Mrs. Kittridge darted an admonitory glance at her husband, to remind him that she was looking at him, and immediately he collapsed into solemnity.
The evening sunbeams slanted over the blackberry bushes and mullein stalks of the graveyard, when the lonely voyager was lowered to the rest from which she should not rise till the heavens be no more. As the purple sea at that hour retained no trace of the ships that had furrowed its waves, so of this mortal traveler no trace remained, not even in that infant soul that was to her so passionately dear.
CHAPTER X
THE MINISTER
Mrs. Kittridge's advantages and immunities resulting from the shipwreck were not yet at an end. Not only had one of the most "solemn providences" known within the memory of the neighborhood fallen out at her door,—not only had the most interesting funeral that had occurred for three or four years taken place in her parlor, but she was still further to be distinguished in having the minister to tea after the performances were all over. To this end she had risen early, and taken down her best china tea-cups, which had been marked with her and her husband's joint initials in Canton, and which only came forth on high and solemn occasions. In view of this probable distinction, on Saturday, immediately after the discovery of the calamity, Mrs. Kittridge had found time to rush to her kitchen, and make up a loaf of pound-cake and some doughnuts, that the great occasion which she foresaw might not find her below her reputation as a forehanded housewife.

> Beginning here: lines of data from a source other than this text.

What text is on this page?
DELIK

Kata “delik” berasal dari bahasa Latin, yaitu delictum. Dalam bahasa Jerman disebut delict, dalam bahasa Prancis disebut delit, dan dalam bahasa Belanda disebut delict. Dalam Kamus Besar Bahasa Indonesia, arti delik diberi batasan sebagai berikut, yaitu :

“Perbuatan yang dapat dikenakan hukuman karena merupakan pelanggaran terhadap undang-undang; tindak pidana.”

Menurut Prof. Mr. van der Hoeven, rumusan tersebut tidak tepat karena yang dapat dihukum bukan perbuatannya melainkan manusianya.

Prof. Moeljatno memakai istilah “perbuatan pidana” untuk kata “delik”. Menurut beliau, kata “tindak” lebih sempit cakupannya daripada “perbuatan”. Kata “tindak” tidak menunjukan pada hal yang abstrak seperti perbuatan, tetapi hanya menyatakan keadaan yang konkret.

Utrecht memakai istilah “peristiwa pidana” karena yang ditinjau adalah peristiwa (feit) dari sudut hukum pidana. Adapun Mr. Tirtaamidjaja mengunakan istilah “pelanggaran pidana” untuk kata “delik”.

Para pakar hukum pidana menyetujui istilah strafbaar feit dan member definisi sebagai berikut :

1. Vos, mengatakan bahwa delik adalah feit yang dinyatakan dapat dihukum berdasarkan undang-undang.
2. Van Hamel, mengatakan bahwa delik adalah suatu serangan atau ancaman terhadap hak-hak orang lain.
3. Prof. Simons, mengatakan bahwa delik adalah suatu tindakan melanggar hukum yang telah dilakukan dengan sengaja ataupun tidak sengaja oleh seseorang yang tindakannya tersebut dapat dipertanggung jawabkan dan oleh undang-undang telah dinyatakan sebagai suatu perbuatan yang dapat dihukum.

It was a fine golden hour when the minister and funeral train turned away from the grave. Unlike other funerals, there was no draught on the sympathies in favor of mourners—no wife, or husband, or parent, left a heart in that grave; and so when the rites were all over, they turned with the more cheerfulness back into life, from the contrast of its freshness with those shadows into which, for the hour, they had been gazing.
The Rev. Theophilus Sewell was one of the few ministers who preserved the costume of a former generation, with something of that imposing dignity with which, in earlier times, the habits of the clergy were invested. He was tall and majestic in stature, and carried to advantage the powdered wig and three-cornered hat, the broad-skirted coat, knee-breeches, high shoes, and plated buckles of the ancient costume. There was just a sufficient degree of the formality of olden times to give a certain quaintness to all he said and did. He was a man of a considerable degree of talent, force, and originality, and in fact had been held in his day to be one of the most promising graduates of Harvard University. But, being a good man, he had proposed to himself no higher ambition than to succeed to the pulpit of his father in Harpswell.
His parish included not only a somewhat scattered seafaring population on the mainland, but also the care of several islands. Like many other of the New England clergy of those times, he united in himself numerous different offices for the benefit of the people whom he served. As there was neither lawyer nor physician in the town, he had acquired by his reading, and still more by his experience, enough knowledge in both these departments to enable him to administer to the ordinary wants of a very healthy and peaceable people.
It was said that most of the deeds and legal conveyances in his parish were in his handwriting, and in the medical line his authority was only rivaled by that of Miss Roxy, who claimed a very obvious advantage over him in a certain class of cases, from the fact of her being a woman, which was still further increased by the circumstance that the good man had retained steadfastly his bachelor estate. "So, of course," Miss Roxy used to say, "poor man! what could he know about a woman, you know?"